Yga jeśli później zadbasz o odpowiednie węgla i białko po treningu,  ale od razu po,  zjedzone w szatni,  to będzie ok. 

Alabamka- zależy czy lubisz treningi ciała,  czy treningi walki.  Ja polecam crossover,  uwielbiam.



Długo nie pisałam co u mnie.  Ehh od 22.11 listopada do 14.01 przytyłam 11kg. Życie mi się posypały  wiec zarlam. Od 5 dni walczę na nowo.  Zostałam fotografem mojej siłowni w zamian za karnet i saune.  Do tego od jutra zaczynam 2 miesięczne treningi personalne 2x w tygodniu.  Dietę powoli ogarniam,  ciężko jest przestać jeść słodycze,  gdy się je jadło kilogramami dziennie.  Waga spada,  dziś w końcu mogłam walnąć sobie selfie  bez wstydu.

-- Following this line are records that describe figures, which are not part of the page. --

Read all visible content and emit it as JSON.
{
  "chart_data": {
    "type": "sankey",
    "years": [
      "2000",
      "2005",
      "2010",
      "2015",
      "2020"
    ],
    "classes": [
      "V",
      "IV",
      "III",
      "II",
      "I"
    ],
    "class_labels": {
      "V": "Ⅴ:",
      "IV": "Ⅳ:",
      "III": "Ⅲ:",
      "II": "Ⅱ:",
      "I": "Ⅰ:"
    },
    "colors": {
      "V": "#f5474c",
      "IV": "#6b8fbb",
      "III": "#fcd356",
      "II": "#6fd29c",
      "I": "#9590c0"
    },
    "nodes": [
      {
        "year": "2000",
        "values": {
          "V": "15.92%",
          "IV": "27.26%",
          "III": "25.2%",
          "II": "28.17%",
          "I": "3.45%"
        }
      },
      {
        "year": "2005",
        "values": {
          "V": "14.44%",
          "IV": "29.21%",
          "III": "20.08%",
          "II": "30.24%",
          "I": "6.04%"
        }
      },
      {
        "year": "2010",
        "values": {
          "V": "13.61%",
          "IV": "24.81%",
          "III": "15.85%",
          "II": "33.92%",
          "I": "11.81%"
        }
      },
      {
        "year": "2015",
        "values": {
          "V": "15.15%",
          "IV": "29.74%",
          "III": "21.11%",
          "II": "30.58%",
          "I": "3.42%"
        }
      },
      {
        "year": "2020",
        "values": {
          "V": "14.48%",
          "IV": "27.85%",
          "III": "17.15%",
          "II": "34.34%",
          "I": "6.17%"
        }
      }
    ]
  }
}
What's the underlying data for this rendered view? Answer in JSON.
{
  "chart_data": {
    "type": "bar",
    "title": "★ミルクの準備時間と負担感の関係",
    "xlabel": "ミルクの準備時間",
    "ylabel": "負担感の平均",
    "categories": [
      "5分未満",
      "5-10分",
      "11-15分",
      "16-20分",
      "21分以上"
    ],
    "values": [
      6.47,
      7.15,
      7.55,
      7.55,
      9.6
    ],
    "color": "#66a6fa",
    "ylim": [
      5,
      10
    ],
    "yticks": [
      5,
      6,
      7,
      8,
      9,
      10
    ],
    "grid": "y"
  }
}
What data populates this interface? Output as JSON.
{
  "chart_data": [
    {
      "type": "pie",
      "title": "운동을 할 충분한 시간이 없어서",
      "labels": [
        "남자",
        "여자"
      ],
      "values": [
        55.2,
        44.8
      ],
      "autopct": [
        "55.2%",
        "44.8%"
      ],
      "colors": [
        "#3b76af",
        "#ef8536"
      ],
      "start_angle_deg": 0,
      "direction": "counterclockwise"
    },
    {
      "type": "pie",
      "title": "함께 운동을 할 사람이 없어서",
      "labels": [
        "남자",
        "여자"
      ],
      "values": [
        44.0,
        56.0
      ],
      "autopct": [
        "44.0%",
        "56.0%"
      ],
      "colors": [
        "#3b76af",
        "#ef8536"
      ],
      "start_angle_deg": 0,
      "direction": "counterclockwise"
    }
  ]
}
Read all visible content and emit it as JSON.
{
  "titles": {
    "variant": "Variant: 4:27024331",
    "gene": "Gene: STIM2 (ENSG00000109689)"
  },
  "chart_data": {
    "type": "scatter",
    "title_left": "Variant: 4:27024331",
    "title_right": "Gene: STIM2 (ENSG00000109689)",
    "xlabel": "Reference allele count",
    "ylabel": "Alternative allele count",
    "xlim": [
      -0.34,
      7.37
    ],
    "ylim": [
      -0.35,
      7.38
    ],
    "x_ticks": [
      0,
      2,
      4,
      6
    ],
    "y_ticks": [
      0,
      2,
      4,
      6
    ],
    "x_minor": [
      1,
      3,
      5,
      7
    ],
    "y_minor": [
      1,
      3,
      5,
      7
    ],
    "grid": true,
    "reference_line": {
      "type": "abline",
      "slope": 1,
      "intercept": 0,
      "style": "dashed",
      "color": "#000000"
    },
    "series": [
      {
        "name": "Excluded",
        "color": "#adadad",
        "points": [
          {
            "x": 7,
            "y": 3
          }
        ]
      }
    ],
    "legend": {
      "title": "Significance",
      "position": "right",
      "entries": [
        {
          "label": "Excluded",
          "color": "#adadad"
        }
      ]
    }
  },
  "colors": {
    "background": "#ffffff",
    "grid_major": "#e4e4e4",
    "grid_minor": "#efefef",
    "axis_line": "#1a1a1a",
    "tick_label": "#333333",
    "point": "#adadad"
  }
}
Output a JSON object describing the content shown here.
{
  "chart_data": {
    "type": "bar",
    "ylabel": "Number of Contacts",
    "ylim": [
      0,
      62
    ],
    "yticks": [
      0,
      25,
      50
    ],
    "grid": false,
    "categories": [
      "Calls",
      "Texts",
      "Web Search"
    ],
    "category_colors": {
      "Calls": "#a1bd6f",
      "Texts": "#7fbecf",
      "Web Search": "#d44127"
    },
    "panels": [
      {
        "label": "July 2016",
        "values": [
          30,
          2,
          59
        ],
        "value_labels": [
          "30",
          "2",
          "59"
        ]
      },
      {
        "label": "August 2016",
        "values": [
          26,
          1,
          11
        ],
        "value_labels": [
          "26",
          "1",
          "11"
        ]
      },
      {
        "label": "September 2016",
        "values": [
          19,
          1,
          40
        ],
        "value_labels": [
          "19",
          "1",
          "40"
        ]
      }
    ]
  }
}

galop, ja właśnie jestem przed @ i strasznie mnie zniechęca ta woda i bolące cycki. Ćwiczę już ponad tydzień i waga stoi, bo woda stoi w organizmie, na bieżni cycki bolą i w ogóle mam głoda. Radzę sobie tak, że sobie wmawiam, że za chwilę będzie widać jakiś mikro efekt i że warto się nie poddawać. Dietę trzymam tyle-o ile, ale ćwiczeń pilnuję i jakoś wytrwam do tego okresu.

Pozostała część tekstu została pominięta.